Adaptive eLearning is the future of online education. Unlike the first generation of online learning tools which limited students to one-way videos or lectures, PDFs and multiple choice questions, adaptive eLearning enables students to work in rich, virtual worlds and to receive feedback based on their individual capabilities as they progress.  For teachers, adaptive eLearning technology offers back-end analytics which reveal exactly how students are learning by identifying what they are getting right and what they don’t understand. Teaching and learning can be constantly refined to improve student outcomes.

Over the past seven years, UNSW’s faculties of Medicine, Science, Engineering and Computer Science, have been working with Smart Sparrow, and its predecessor, the Adaptive eLearning Research group, to improve teaching and learning. We are, for example, using a virtual oxygen electrode laboratory which was developed to replace a ‘wet lab’ that was too expensive for a single institution to maintain. The virtual tools can be used to teach the scientific principles more effectively at a fraction of the cost.       
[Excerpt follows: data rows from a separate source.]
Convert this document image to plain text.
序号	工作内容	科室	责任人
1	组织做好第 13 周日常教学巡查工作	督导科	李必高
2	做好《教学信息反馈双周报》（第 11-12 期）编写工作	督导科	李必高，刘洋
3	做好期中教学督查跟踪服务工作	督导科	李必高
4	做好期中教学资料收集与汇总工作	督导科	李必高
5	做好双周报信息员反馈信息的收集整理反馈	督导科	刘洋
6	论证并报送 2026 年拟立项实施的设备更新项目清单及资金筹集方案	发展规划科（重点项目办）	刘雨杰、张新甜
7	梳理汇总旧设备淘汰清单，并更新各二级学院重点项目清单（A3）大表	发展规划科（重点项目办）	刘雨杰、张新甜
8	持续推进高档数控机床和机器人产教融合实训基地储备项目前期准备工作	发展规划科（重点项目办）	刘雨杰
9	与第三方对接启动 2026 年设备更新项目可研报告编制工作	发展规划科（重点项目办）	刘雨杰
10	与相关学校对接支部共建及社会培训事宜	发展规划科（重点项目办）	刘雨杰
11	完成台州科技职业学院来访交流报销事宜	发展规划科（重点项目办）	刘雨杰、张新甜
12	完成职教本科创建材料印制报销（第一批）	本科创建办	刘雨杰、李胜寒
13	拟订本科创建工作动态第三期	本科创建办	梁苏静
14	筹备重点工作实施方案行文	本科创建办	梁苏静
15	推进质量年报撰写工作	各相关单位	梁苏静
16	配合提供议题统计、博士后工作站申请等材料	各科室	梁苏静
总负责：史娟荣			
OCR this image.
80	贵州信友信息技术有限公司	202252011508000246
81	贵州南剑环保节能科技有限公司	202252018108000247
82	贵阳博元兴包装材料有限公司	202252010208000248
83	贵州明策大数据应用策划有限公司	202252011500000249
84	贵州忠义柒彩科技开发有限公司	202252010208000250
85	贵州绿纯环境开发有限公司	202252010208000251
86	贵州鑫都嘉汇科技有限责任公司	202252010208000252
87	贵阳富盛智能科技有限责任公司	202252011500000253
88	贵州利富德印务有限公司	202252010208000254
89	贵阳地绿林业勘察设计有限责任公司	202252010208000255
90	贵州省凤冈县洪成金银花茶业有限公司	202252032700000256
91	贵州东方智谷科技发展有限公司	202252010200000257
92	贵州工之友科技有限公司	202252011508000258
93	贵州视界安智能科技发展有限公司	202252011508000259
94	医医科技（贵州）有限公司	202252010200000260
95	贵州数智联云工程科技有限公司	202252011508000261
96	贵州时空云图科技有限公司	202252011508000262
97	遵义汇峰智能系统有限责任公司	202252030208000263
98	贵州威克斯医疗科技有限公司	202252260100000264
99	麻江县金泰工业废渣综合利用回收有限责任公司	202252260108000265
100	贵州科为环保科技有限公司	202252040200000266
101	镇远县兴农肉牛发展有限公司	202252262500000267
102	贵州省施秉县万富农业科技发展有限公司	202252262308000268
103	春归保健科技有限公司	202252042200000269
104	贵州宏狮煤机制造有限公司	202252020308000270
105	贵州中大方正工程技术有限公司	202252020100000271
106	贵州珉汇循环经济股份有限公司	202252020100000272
Until recently it has been reasonable to argue that online learning offers little to medical education. Medicine is ‘mission critical’. It requires ‘learning by doing’, so it cannot be taught using limited online learning tools such as multiple choice quizzes, power points and videos. However, times are changing, fast.

Next-generation, interactive tools have overcome that barrier and we believe that much of the knowledge base of medical education will, in the very near future, be delivered online.

Why? Partly, because today’s and tomorrow’s medical students demand these types of rich, interactive adaptive learning experiences and, partly, because clinical practice itself is rapidly being transformed by new digital technologies and communication tools. However, the real push factor is the advances in digital eLearning technology that now offer unprecedented opportunities to do things better by working together.

In the real world of medical education, faculties everywhere are facing budgetary pressures to do more with less.

Access to high quality medical images, for example, is critical to teaching, research and clinical practice. However, maintaining separate medical image banks at each university is expensive and impractical. Through BEST, we are building a vast medical image bank in the cloud that will give all Network members access to far greater wealth of images that any one organisation can hold -- and will give teachers the ability to annotate and use those images to improve learning.

But, if universities combine forces to develop new next-generation teaching resources can they maintain their individual identities in a highly competitive global higher education sector?

We think so. Digital teaching and learning resources enable us to collaborate to deliver core curriculum content at scale. We have long used common text books. Now we have the technology to build far superior common resources.  

Medical faculties will continue to carve out their distinct identifies through the clinical experiences they offer, their research environments and areas of research excellence, the quality and approach of the teachers using digital online resources and other distinct course components. High achieving students will still be able to choose the course that best suits them. Meanwhile, we can make BEST accessible to more educators, students and health care professionals.

We expect membership of BEST to expand beyond Australia and, ultimately, we hope the Network will serve to improve health care globally.

We believe we have a moral imperative to share knowledge beyond our own students. BEST – and the internet -- make is possible for trainee and practicing doctors, nurses and health professionals from Cambodia to New York and from Melbourne to the outback to have equal access to quality medical resources and tools to save lives and alleviate suffering.

Professor Peter Smith is Dean of UNSW Medicine, the lead faculty in the BEST Network. Dr Dror Ben-Naim, chief executive of Smart Sparrow, will speak at the Melbourne University launch of the BEST Network on Friday.